O poder do preconceito

Estadão

18 Outubro 2010 | 07h26

Imagine que eu lhe apresente quatro cartas especiais, que tenham uma letra numa face e um número no lado oposto. Coloco as cartas na mesa, com as seguintes faces voltadas para cima:

A   D   4   7

Pergunta: qual a forma mais eficiente de determinar se a seguinte afirmação é verdadeira: “no verso de uma vogal sempre há um número par, e vice-versa“? (vice-versa acresentado após intervenção do Daniel Lima, nos comentários, e omitido após intervenção de Israfel…).

Não responda ainda! Antes, leia a historinha abaixo…

Em 1960, o psicólogo P.C. Wason fez o seguinte experimento com 29 voluntários: apresentou-lhes uma sequência de números — 2, 4, 6 — e pediu que tentassem descobrir qual a lei de formação por trás dela.

Como a amostragem era pequena demais, Wason ofereceu uma colher de chá: antes de anunciar qual a regra deduzida e descobrir se haviam acertado ou errado, os voluntários poderiam gerar uma sequência hipotética, baseada de alguma forma na ideia que tivessem tido, e os pesquisadores lhes diriam se ela se encaixava ou não na lei.

Uma vez de posse da resposta, os voluntários poderiam ajustar suas hipóteses de acordo.

O resultado foi interessante: a maioria dos voluntários gerou sequências corretas (como 102, 106, 110 ou 7, 8 ,9 ou 15, 17, 19) mas anunciou regras erradas — por exemplo, três números pares, três números sendo o do meio a média dos outros dois, três números com uma diferença de duas unidades entre eles. A lei verdadeira era muito mais simples — três números quaisquer, desde que em ordem crescente.

Wason atribuiu a dificuldade dos voluntários a um fenômeno psicológico que chamou de viés de confirmação: uma vez formulada a hipótese sobre qual deveria ser a regra, a tendência natural dos participantes era gerar exemplos que a confirmassem, e não buscar casos que pudessem desmenti-la.

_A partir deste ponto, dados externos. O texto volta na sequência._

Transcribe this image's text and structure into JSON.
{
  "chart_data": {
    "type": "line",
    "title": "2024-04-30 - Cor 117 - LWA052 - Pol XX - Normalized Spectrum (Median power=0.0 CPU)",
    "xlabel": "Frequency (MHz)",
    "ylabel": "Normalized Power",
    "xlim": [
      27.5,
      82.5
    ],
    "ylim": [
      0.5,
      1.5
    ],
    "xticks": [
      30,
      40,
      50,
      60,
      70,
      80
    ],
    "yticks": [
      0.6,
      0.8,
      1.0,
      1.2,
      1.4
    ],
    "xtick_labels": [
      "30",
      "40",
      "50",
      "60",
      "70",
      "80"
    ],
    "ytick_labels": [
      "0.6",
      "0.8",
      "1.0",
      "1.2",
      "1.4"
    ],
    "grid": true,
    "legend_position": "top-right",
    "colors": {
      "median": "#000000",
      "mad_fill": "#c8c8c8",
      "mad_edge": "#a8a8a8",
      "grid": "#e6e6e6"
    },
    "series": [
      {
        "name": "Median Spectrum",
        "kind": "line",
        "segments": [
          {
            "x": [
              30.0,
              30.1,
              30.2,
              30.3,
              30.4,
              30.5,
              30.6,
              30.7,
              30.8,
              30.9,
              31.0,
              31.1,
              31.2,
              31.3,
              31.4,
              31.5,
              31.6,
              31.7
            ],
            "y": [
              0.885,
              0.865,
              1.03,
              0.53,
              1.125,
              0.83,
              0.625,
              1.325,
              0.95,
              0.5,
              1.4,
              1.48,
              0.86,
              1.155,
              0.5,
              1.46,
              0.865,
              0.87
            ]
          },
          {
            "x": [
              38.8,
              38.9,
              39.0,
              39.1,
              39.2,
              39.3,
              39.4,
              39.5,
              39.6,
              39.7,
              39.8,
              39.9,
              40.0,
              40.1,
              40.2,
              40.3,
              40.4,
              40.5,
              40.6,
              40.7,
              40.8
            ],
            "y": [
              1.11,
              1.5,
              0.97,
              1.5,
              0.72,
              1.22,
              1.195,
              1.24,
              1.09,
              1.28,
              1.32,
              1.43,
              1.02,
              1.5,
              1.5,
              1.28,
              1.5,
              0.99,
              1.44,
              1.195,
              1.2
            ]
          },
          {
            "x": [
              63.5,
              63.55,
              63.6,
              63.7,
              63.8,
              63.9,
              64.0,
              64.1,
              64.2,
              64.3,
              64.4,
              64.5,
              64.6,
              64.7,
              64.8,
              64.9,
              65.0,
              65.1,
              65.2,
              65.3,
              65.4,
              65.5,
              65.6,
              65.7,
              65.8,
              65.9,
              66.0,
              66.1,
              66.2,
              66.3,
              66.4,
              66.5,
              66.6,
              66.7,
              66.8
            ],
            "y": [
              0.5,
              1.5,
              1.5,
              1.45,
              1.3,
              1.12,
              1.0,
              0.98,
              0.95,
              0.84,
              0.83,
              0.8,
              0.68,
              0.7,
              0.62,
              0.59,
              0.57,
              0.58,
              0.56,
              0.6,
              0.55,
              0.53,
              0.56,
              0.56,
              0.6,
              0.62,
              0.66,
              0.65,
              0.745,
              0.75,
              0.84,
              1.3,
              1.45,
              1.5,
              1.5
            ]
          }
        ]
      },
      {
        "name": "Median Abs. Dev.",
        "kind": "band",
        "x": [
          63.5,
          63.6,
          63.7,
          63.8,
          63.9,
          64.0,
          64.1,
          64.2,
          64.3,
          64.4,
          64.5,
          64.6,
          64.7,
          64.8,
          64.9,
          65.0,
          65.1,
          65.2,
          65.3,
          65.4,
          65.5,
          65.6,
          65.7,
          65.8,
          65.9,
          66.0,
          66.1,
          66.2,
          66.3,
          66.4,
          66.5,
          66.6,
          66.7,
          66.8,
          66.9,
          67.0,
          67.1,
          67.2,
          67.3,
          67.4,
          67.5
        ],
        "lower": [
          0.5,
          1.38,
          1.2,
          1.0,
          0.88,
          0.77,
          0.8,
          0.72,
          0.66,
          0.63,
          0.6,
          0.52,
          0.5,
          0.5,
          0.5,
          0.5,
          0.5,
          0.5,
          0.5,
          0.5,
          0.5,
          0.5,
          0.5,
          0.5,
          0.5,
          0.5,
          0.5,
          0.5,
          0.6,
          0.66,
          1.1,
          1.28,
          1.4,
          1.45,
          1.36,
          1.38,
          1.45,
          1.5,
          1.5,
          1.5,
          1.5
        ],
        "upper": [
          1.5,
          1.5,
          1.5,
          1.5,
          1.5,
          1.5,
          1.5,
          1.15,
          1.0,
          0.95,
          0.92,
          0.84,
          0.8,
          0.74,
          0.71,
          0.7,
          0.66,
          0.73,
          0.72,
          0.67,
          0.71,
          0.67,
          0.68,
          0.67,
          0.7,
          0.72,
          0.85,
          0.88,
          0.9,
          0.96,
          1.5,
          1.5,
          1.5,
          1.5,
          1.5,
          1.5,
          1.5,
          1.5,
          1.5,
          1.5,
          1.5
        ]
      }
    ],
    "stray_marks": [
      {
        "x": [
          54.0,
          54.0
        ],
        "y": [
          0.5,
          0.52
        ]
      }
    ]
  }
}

O filósofo britânico Francis Bacon, um contemporâneo de Shakespeare, já conhecia — e deplorava — o efeito. Escreveu ele:

“O entendimento humano, tendo uma vez adotado uma opinião (…) mobiliza todas as outras coisas para apoiá-la e concordar com ela. E embora haja um número e peso maior de casos em apoio ao lado oposto, ainda assim esses são desprezados e negligenciados, ou postos de lado por alguma distinção.”

Voltando agora à pergunta das cartas: quais devem ser viradas para testar a afirmação de que vogais têm números pares no verso?

Se você nunca encontrou esse problema antes e for como a maioria das pessoas,  provavelmente respondeu A e 4.

E, de fato, é necessário virar essas cartas a carta A — se houver um número ímpar atrás dela, a tese estará desprovada.

O 4 não é necessário: nosso enunciado diz que é preciso haver um número par atrás de cada vogal, mas nada a respeito do que esperar atrás de um número par.

Mas é fato que, se houver um número par no verso de A e uma vogal atrás do 4, poderemos sentir mais confiança na afirmação original. No entanto, a despeito dessas duas aparentes confirmações, também será preciso virar a carta 7: se houver uma vogal em seu verso, a tese fica invalidada.

Ninguém é imune ao viés de confirmação, mas precaver-se contra  ele não é muito difícil — basta manter em mente que, ao testar uma ideia, buscar provas de que ela está errada pode ser ainda mais útil do que procurar sinais de que está certa.

Continuando com Bacon, que descreve o viés de confirmação como um “deleite das vaidades”:

“É o erro peculiar e perpétuo do intelecto humano excitar-se mais por afirmativas que por negativas; quando deveria propriamente manter uma disposição indiferente quanto a ambas. De fato, no estabelecimento de qualquer axioma verdadeiro, o exemplo negativo é o que mais deve se impor.”